I can’t prove that - often unnoticeable - is a web of connection that unites us.

Spirituality is knowing and living these truths. In the words of Rumi, a 13th century Sufi mystic: "Your task is not to seek for love, but merely to seek and find all the barriers within yourself that you have built against it." Spiritual growth is like this - it is learning to unveil the hidden sacredness within every person and the connections between us.

For us, being spiritual is not simply about sitting in silence or praying for hours although these practices and others can help. It is not just about studying and understanding all the commentaries on the scriptures. It is not about following a set of rules. Being spiritual is a quality of perception - of seeing the world as beautiful and filled with beings to whom we are connected and with whom we share an indwelling element of the sacred.


ASHLEY: One Monday morning, a young woman left her home to go to work. She had not slept well. She was tired and cranky and not at all looking forward to spending 8 hours in her boring job.Blah! She got to the tube and it was as crowded as usual. Jostling with everyone else she was just barely able to jam herself into the carriage as the doors closed. To her left, she noticed an older woman who seemed just a bit shaky and who would certainly have benefited from a seat. Just then, the train slowed suddenly and the older woman seemed to lose her balance. Without thinking, the young woman put out her arm to steady the older. It was out of character and she felt awkward right away, but their eyes met. There was a warm smile and a thank you. Another smile as the older woman got off at the next stop.

ANDY: As the older woman left the station, she felt an unusual warmth inside. A smile came quickly to her lips as she walked down the street. Five people noticed it. Two of them smiled back.

ASHLEY: As the young woman disembarked the train at her stop, she too felt a strange warmth. ShE opened the door to her office and greeted her coworkers with an unusually cheerful "good morning". She asked how they were and she meant it.

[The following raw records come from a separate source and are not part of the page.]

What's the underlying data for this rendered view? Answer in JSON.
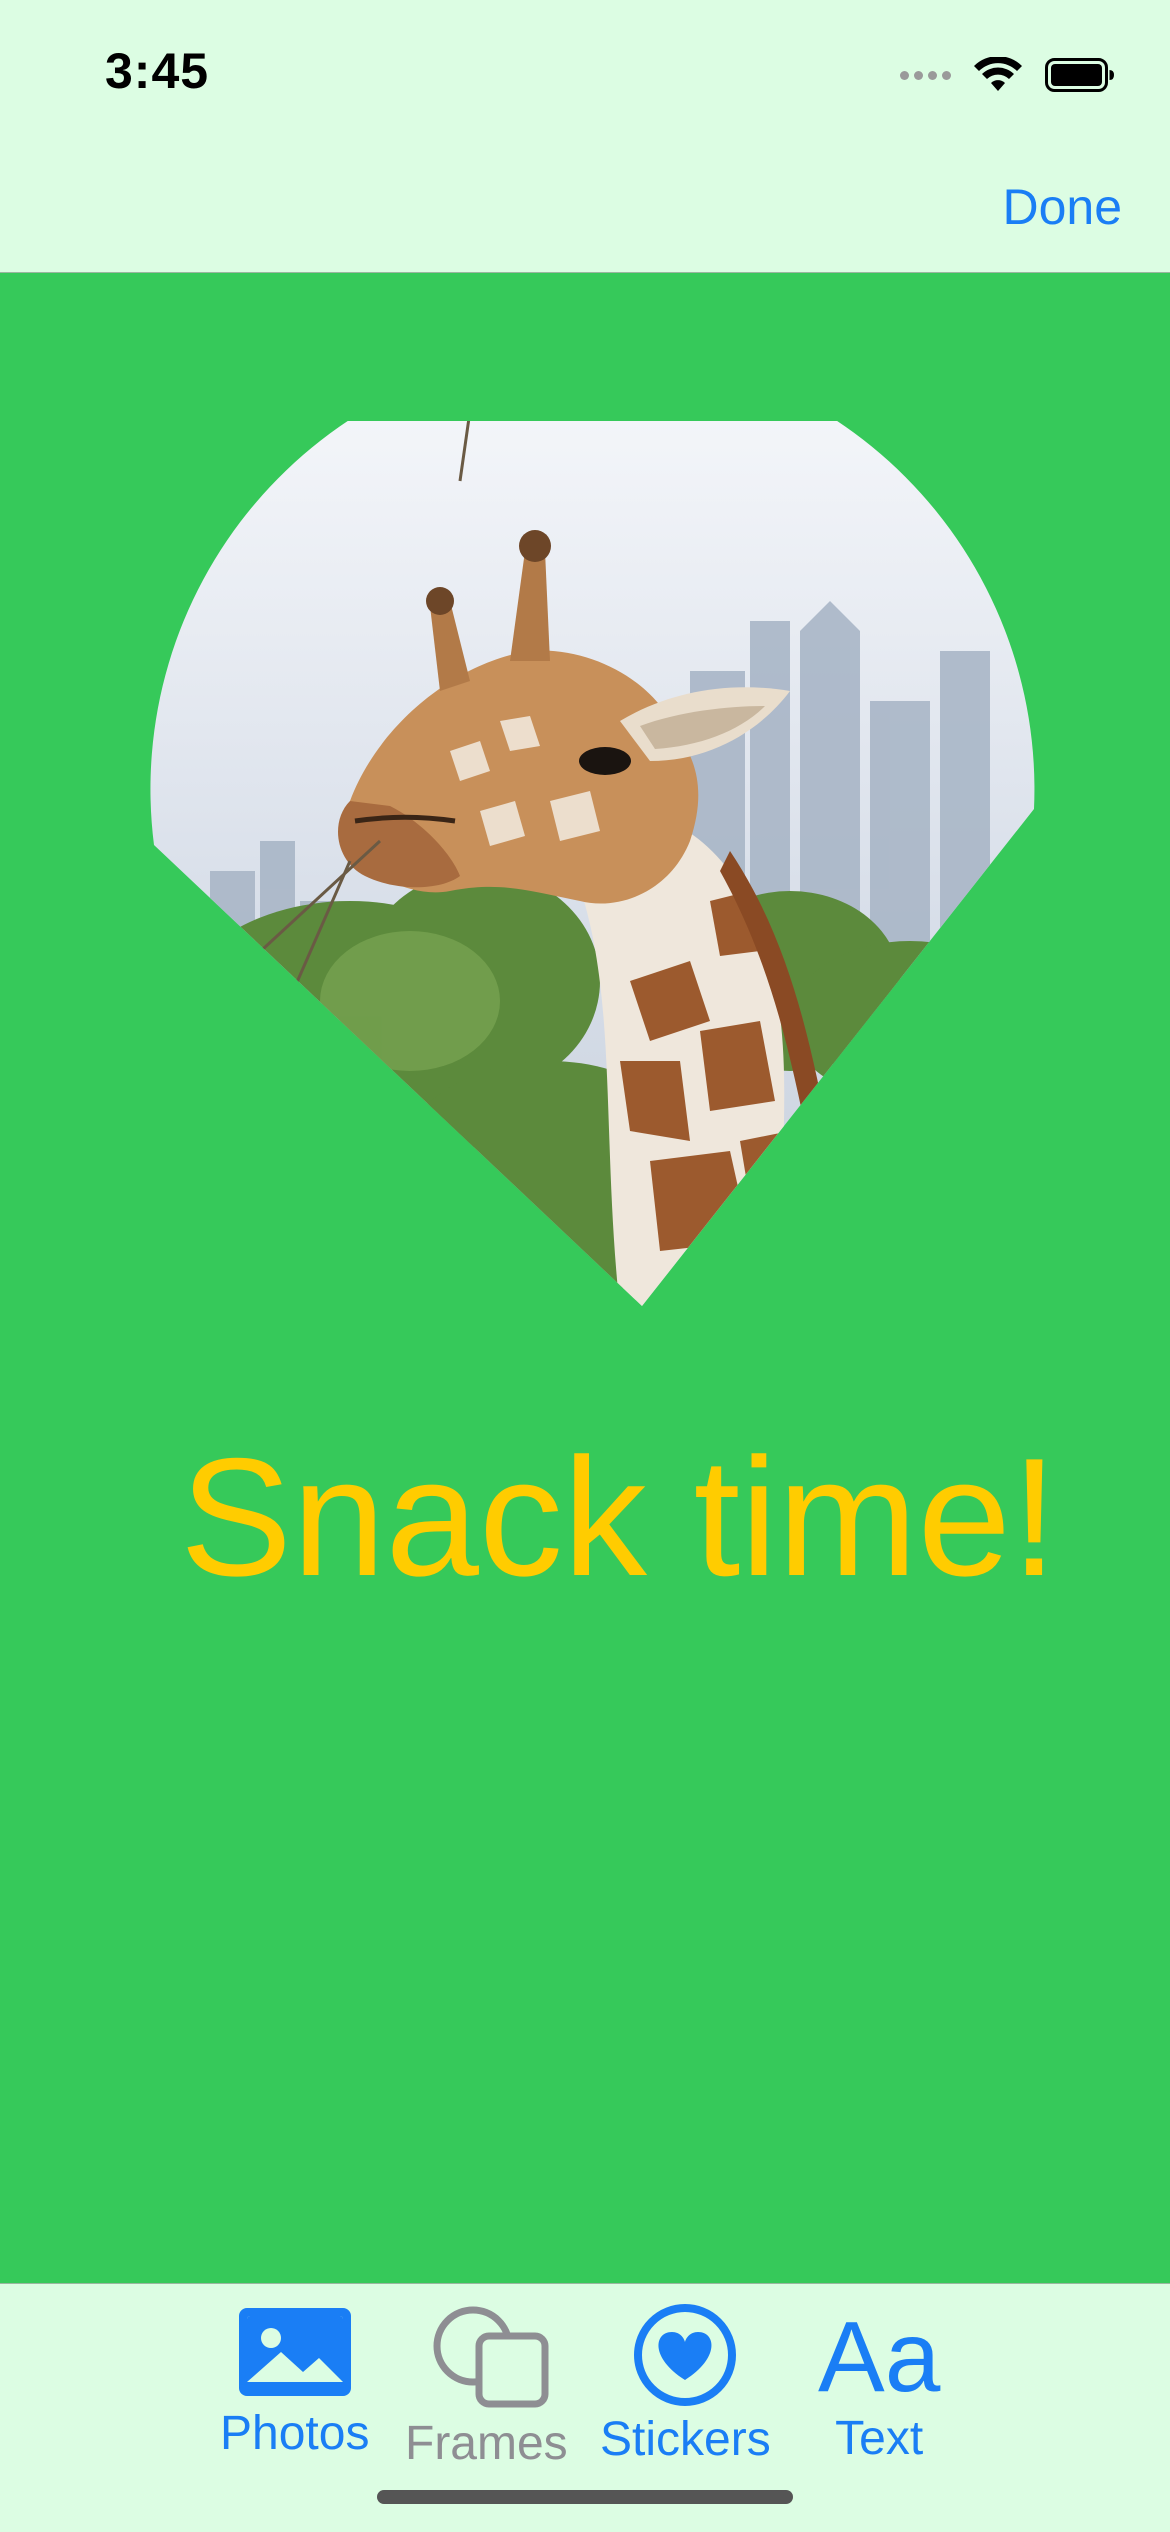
{
  "status_bar": {
    "time": "3:45"
  },
  "nav": {
    "done_label": "Done"
  },
  "canvas": {
    "background_color": "#36c95a",
    "caption": "Snack time!",
    "caption_color": "#ffcc00",
    "photo_subject": "giraffe-photo"
  },
  "tabs": [
    {
      "label": "Photos",
      "icon": "photo-icon",
      "active": true
    },
    {
      "label": "Frames",
      "icon": "frames-icon",
      "active": false
    },
    {
      "label": "Stickers",
      "icon": "heart-sticker-icon",
      "active": true
    },
    {
      "label": "Text",
      "icon": "text-icon",
      "glyph": "Aa",
      "active": true
    }
  ],
  "colors": {
    "accent": "#1a7ef5",
    "inactive": "#8e8e93",
    "chrome_background": "#dcfde3"
  }
}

She even listened to their responses.

ANDY: One of them had had a particularly hard weekend - he and his partner were on the edge of a break-up. He felt an unusual warmth when someone actually cared about how he was. Later, he went out for lunch. He passed a homeless man on the way to the sandwich shop and - out of character - bought an extra sandwich and gave it to that man.

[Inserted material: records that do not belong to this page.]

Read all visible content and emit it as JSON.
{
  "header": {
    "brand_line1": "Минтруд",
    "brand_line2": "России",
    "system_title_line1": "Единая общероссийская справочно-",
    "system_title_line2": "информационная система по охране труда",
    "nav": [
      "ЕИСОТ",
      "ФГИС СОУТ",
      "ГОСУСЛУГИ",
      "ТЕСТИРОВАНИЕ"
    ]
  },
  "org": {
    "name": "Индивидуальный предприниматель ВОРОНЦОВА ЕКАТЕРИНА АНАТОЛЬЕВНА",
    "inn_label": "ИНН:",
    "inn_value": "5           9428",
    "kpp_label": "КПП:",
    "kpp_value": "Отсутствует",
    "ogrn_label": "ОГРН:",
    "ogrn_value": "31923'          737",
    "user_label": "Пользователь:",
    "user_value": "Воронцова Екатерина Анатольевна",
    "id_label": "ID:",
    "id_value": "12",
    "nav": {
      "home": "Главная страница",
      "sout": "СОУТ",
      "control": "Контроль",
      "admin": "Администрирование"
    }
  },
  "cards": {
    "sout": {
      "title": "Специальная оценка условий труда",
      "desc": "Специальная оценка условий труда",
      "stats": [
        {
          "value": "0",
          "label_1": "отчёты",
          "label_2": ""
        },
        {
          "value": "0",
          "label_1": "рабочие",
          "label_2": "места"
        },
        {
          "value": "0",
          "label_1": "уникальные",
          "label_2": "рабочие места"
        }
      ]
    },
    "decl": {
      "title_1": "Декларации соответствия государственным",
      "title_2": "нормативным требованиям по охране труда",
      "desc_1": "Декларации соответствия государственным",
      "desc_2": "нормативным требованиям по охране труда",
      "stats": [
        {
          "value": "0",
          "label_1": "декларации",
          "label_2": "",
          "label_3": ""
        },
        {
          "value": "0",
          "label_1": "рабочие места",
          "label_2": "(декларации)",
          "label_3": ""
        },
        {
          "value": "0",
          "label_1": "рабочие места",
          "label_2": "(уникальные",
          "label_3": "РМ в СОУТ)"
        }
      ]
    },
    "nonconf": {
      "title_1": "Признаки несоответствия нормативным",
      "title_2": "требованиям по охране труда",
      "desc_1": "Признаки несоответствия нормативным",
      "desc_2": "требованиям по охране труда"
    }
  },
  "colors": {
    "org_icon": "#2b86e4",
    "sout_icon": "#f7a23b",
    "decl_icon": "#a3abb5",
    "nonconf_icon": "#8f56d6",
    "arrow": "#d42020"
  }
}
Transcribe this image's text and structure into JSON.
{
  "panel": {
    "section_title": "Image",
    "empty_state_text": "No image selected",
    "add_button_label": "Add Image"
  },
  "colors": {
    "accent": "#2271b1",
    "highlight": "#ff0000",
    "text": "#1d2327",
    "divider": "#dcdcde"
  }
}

ASHLEY: By the end of that day, 27 people were carrying around a strange warm feeling.

ANDY: 4 arguments were avoided.

ASHLEY: 3 people were assisted

ANDY: And one man, despondent over what he felt to be his empty life, tossed the pills he had been saving into the dust-bin


Can we be religious or spiritual without working for a better world?

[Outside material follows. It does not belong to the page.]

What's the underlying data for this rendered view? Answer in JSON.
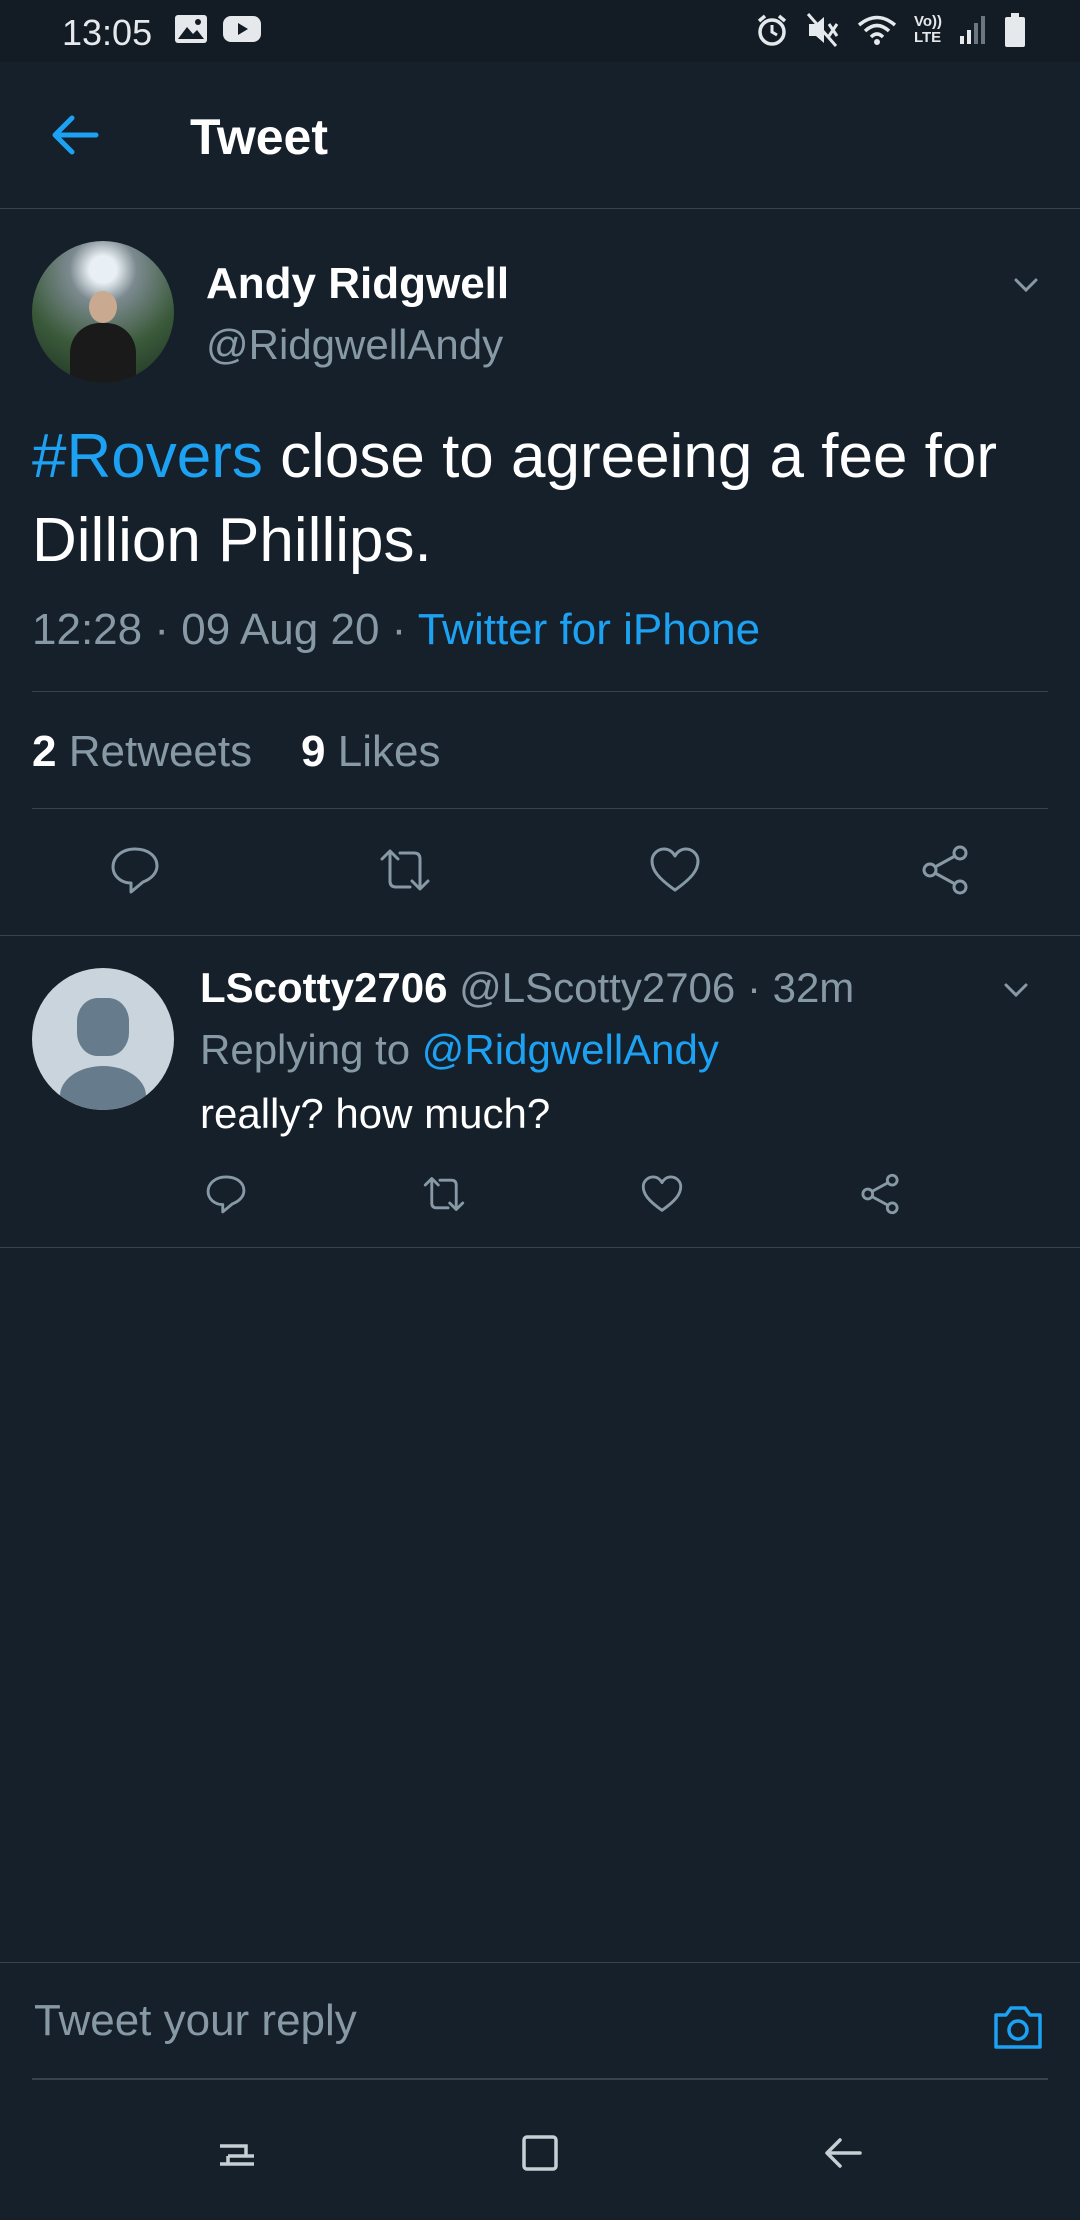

My colleague Richard Gilbert says “life is our only chance to both grow a soul and repair the world. We cannot really do one without the other. Ultimately, mystic and prophet should be one.”

If we believe in inherent worth and dignity and if we believe in a greater interconnection, the answer must be no.

Martin Luther King, Jr. said it well “We are caught in an inescapable network of mutuality, tied in a single garment of destiny. Whatever affects one directly, affects all indirectly.”

Within the network of mutuality, we must act for others just as we would act for ourselves.

And remarkably we find that the cause and the effects of spiritual growth can be interchangeable. Spiritual growth leads to compassion and work for justice. But work for justice - connecting with those who are suffering or victimized - changes us. We find compassion growing in our hearts and pushing aside the barriers we have built to love.

We are not alone and we are not separate. We are connected and we participate in a greater sacredness. As we grow as spiritual beings, our understanding of these facts compels us to reach out, compels us to feel compassion, compels us to work for justice, compels us to create a world of peace for all beings now and for all the tomorrows.

Love your neighbour as yourself - surely as we recognize that we are not separated from our neighbour, anything else becomes an impossibility.